Cautions & best practices:
- Do not expose the management UI directly to the public internet — restrict access with firewall rules, VPN, or an auth proxy (OAuth, mTLS).
- Back up Coolify’s
dataand metadata (or use external DB/S3). Regularly test restores. - Monitor resource usage; Coolify runs background workers and may need more than minimal VM specs for production workloads.
References and further reading:
- Official self-hosted docs and install guide: https://coolify.io/self-hosted
- GitHub repo: https://github.com/coollabsio/coolify
k3s (lightweight Kubernetes) — production-ready PaaS foundation
Install single-node k3s quickly:
curl -sfL https://get.k3s.io | sh -
# kubectl is available at /usr/local/bin/kubectl (or use k3s kubectl)
Basic app deploy:
kubectl create deployment myapp --image=myorg/myapp:latest
kubectl expose deployment myapp --type=NodePort --port=80 --target-port=3000
Ingress & TLS:
- Install Traefik (Helm chart bundled with k3s) or configure
ingress-nginxand cert-manager for Let’s Encrypt.
Cautions:
- k3s reduces K8s complexity but still requires operational knowledge: storage (Longhorn), backups (Velero), and RBAC.
- For single-node, there’s limited resilience — use multi-node clusters for production.
Management & backups:
- Back up etcd (or embedded datastore) and Kubernetes manifests. Use
kubectl get all -o yamland store images in a registry.
When to choose which:
- Dokku / Coolify: fastest for web apps and small teams; minimal infra work.

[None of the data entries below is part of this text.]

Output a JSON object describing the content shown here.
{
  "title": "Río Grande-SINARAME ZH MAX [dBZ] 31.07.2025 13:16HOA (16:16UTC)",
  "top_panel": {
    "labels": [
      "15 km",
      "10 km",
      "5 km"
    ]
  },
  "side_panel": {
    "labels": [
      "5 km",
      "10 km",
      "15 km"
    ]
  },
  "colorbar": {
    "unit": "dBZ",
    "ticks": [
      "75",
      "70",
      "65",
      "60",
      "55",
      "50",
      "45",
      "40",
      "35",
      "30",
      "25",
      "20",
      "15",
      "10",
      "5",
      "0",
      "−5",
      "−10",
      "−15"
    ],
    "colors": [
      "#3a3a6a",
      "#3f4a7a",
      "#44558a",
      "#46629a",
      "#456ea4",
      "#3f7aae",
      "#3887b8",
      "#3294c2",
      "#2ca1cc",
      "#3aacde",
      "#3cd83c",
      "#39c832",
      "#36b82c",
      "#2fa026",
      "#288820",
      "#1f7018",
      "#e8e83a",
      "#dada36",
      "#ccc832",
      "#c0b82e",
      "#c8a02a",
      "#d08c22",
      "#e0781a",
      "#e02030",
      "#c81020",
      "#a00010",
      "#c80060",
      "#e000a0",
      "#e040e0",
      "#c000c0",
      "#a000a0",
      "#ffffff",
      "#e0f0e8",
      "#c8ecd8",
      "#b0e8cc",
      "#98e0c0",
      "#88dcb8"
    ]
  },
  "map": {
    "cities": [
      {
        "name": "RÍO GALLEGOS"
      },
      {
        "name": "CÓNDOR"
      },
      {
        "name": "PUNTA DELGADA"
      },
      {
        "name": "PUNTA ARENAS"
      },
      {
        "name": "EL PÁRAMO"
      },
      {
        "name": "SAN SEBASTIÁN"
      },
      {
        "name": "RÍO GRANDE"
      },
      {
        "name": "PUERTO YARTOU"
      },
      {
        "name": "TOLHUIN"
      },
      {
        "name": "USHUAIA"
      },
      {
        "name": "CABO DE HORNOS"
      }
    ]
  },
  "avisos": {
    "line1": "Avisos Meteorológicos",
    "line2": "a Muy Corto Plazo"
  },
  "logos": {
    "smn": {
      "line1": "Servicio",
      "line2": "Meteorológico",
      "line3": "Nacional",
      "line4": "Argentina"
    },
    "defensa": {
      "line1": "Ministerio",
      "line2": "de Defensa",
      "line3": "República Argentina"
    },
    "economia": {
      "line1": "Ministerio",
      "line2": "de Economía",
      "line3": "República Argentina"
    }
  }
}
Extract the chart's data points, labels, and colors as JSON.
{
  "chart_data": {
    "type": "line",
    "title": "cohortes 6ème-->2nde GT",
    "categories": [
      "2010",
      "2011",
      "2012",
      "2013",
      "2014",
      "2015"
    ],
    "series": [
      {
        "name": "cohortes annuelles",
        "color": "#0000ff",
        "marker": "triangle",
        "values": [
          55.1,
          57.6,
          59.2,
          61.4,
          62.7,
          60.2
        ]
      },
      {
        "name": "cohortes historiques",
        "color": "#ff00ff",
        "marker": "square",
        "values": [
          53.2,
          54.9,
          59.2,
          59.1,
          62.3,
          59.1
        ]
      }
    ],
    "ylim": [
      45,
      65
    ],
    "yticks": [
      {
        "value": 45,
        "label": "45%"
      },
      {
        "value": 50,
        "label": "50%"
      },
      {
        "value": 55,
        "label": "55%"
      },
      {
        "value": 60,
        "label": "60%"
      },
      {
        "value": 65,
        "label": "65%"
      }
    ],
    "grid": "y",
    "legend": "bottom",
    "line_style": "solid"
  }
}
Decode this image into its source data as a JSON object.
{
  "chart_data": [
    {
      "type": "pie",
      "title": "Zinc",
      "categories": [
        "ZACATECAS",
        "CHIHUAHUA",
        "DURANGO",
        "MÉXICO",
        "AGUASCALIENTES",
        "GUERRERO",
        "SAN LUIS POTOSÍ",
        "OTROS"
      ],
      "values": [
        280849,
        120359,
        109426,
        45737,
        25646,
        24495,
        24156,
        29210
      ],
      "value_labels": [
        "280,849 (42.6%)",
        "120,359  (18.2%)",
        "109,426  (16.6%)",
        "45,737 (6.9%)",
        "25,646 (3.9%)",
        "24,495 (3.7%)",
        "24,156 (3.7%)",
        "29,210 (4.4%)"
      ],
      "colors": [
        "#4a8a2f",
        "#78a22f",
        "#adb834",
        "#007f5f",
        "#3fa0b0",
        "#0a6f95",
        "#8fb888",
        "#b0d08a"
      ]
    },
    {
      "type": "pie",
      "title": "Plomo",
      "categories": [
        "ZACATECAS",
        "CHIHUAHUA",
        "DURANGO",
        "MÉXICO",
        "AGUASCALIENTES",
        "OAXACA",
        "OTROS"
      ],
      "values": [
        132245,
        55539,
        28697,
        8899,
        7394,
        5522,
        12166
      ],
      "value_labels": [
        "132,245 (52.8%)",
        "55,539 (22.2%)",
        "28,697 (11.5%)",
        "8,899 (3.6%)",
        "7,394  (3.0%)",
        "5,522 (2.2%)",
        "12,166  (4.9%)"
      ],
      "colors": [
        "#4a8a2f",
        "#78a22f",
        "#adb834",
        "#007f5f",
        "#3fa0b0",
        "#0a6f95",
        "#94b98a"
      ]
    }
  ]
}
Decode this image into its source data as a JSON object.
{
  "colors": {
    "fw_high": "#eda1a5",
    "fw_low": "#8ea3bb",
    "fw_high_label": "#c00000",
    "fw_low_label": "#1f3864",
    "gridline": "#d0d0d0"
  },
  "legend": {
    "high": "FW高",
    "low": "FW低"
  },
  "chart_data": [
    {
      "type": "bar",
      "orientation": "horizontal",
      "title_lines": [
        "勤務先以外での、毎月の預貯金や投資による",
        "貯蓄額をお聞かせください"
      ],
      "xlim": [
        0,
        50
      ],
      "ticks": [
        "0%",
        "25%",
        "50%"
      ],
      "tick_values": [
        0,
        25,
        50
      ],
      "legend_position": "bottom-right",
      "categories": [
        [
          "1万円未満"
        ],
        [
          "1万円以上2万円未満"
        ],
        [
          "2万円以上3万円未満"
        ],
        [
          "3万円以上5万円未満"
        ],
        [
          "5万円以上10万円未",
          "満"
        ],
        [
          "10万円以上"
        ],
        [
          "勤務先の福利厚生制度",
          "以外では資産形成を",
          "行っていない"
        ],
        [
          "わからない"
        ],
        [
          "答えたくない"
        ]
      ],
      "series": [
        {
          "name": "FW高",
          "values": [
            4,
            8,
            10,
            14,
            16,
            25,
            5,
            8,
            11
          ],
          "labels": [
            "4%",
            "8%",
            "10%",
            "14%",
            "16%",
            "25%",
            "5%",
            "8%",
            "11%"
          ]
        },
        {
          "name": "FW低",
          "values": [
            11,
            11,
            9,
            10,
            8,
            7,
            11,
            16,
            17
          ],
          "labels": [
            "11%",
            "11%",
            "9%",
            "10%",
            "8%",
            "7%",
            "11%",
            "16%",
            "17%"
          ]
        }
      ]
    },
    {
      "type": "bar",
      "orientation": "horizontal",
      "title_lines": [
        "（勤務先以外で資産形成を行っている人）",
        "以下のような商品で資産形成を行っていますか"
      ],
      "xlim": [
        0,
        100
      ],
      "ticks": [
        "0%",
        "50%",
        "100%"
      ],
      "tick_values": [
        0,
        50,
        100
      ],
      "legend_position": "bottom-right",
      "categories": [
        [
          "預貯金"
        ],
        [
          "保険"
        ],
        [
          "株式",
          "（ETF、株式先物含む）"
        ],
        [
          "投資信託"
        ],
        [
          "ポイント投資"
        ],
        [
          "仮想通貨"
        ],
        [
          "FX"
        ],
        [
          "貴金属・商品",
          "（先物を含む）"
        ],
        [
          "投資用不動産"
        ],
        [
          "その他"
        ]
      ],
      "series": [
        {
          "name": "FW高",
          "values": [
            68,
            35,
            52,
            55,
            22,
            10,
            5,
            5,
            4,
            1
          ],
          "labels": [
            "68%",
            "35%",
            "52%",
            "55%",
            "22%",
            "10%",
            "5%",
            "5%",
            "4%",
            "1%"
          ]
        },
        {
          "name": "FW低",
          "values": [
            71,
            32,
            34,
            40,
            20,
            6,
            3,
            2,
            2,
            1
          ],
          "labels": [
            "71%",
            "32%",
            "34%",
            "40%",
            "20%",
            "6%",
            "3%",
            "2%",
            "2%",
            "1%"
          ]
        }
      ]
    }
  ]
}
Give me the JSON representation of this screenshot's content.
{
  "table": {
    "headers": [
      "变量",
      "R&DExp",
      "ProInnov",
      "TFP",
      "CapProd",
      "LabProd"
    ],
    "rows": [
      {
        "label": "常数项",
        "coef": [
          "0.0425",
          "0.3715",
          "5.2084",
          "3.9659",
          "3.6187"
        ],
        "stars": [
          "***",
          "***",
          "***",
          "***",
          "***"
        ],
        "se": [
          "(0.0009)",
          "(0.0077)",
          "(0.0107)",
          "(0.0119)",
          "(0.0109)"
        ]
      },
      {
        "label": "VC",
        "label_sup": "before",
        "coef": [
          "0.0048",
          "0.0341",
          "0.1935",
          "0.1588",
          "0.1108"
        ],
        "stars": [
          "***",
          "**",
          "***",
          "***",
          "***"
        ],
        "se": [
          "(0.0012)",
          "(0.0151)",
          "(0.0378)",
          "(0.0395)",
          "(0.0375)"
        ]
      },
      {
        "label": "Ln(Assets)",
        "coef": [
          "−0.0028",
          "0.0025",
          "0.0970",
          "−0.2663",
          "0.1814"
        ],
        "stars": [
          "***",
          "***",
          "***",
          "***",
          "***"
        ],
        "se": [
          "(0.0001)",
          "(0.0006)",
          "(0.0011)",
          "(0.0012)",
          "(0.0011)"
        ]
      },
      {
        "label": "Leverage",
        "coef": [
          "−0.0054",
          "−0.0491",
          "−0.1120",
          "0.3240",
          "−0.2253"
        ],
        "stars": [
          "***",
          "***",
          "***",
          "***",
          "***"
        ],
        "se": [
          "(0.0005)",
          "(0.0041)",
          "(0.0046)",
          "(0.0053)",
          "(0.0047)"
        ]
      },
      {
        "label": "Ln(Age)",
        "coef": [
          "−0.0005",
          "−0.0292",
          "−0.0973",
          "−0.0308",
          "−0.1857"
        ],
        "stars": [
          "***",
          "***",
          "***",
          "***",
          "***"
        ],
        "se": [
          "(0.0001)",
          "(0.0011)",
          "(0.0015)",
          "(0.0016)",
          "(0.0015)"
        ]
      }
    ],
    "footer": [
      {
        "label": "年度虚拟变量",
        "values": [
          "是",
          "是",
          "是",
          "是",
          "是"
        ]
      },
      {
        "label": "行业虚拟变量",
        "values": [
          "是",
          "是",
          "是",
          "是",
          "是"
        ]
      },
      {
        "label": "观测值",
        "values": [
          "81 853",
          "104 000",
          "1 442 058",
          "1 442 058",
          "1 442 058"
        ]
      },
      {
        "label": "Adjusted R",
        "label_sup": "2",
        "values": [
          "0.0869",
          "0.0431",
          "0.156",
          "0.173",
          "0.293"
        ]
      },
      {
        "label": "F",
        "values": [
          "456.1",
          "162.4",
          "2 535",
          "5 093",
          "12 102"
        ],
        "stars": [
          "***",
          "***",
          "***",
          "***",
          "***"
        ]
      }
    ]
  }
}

- k3s: when you need Kubernetes features, multi-service orchestration, and more control over networking and storage.
Final cautions for self-hosted PaaS:
- Plan for backups of app data and PaaS metadata (e.g., Dokku plugin databases, Coolify configs, k3s etcd).
- Monitor node resource usage; PaaS control planes can be noisy on small VMs.
- Secure CLIs and dashboard ports with firewall rules, VPNs or auth proxies.
🎯 Conclusion
This playbook now leads with a practical, ground-up runbook and follows with focused, reordered sections that prioritize action and clarity.